5 · Where we disagree
The FY23 stress test no longer applies — the company that printed it does not exist any more
- What protected TSMC in FY23 was that HPC was secular while smartphone cycled. HPC was 43% of mix then and the No.2 customer was 11% of revenue. In Q1 FY26, HPC is 61% and the No.2 customer is 17% (per the FY2025 20-F) — the segment that absorbed the last shock now is the next shock.
- FY26 capex of NT$1.6–1.7T pre-loads three years of depreciation against AI continuation. If aggregate hyperscaler AI capex (Microsoft + Google + Meta + Amazon + Oracle) flattens for two quarters with capacity already built, the setup is a classical foundry downcycle with peak fixed costs and a customer pool of five names rather than thirty.

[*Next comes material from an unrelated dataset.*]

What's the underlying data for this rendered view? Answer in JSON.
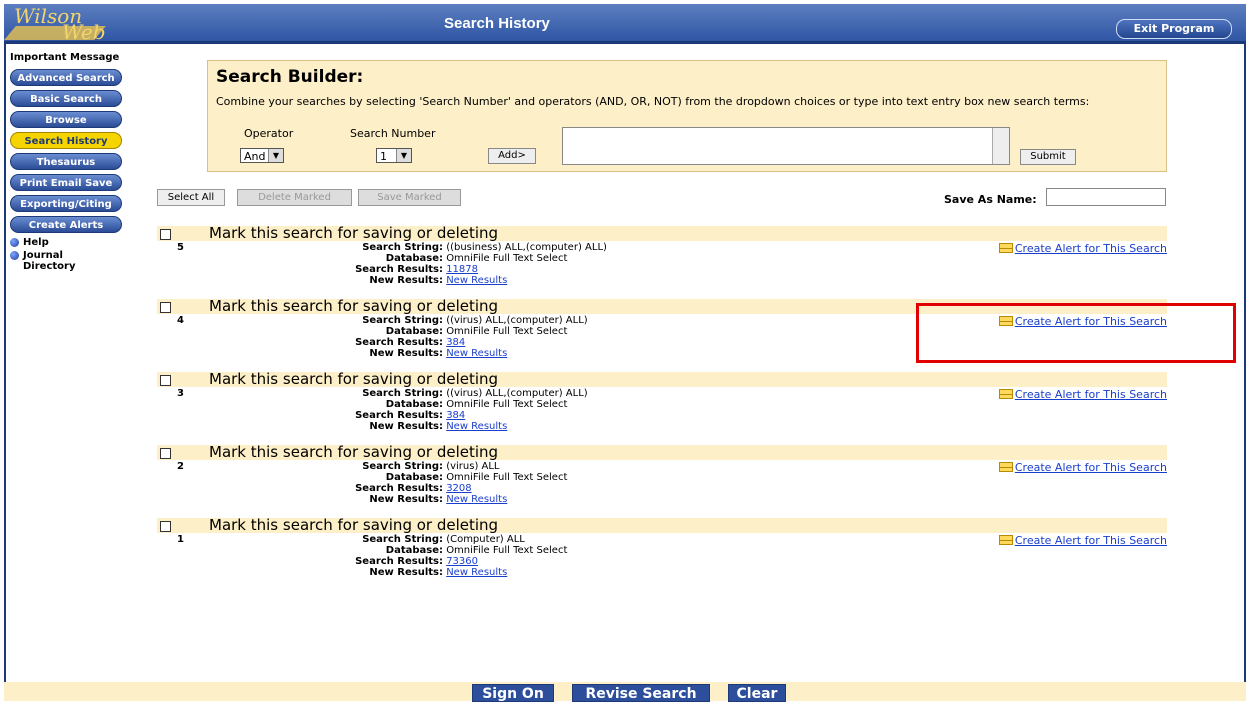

- Concentration is widening on both sides. Top-10 customer share rose from 70% in FY23 to 78% in FY25; the No.2 customer doubled from 11% to 17%; ~63% of ≤7nm capacity sits in Taiwan, and Arizona's first ramp already dilutes gross margin 2–3pp through 2028. The marginal customer's incentive to qualify a second source has never been higher.
Consensus is 98% buy on 49 analysts. A single soft monthly print or one dilution-walk comment in the July call would test a narrative the positioning has little room to absorb.
6 · Bull & Bear
Lean long, wait for confirmation — durable returns are in the record; the regime claim is not
- For. The compounding engine is already in the income statement — FY25 ROIC 43.7%, NT$1.00T of free cash flow on record capex, FY23 trough margins above every rival's peak, share count flat for a decade, stock-based comp 0.07% of net income.
- For. CoWoS packaging is sold out through 2026 and Broadcom publicly flags TSMC as the binding capacity constraint, while both credible leading-edge rivals shrank or burned cash in FY25.
- Against. 29× trailing P/E and the highest fiscal-year-end EV/EBITDA in the 11-year dataset, on gross margin 10 points above management's own through-cycle anchor — a reversion to 56% would compress operating profit by NT$380B+ before any revenue decline.
- Against. The whole P&L now leans on hyperscaler AI capex, Apple-multi-sourcing rumours re-surfaced in May 2026, and management has disclosed but not yet absorbed a 5–7pp gross-margin headwind stack through 2028.
My view — the bull's case is in the record; the bear's case is in the price and the calendar. Own the leading-edge monopoly if Q2 FY26 prints gross margin ≥64% with HPC mix ≥60%; revert to avoid if a flagship customer publicly names Samsung 2nm or Intel 18A within 2026–27.
Watchlist to re-rate: Q2 FY26 gross margin print and Q3/Q4 dilution walk-down commentary (mid-July 2026); Samsung Foundry segment revenue with or without a named HPC customer at 2nm; aggregate hyperscaler AI capex trajectory across two reporting cycles.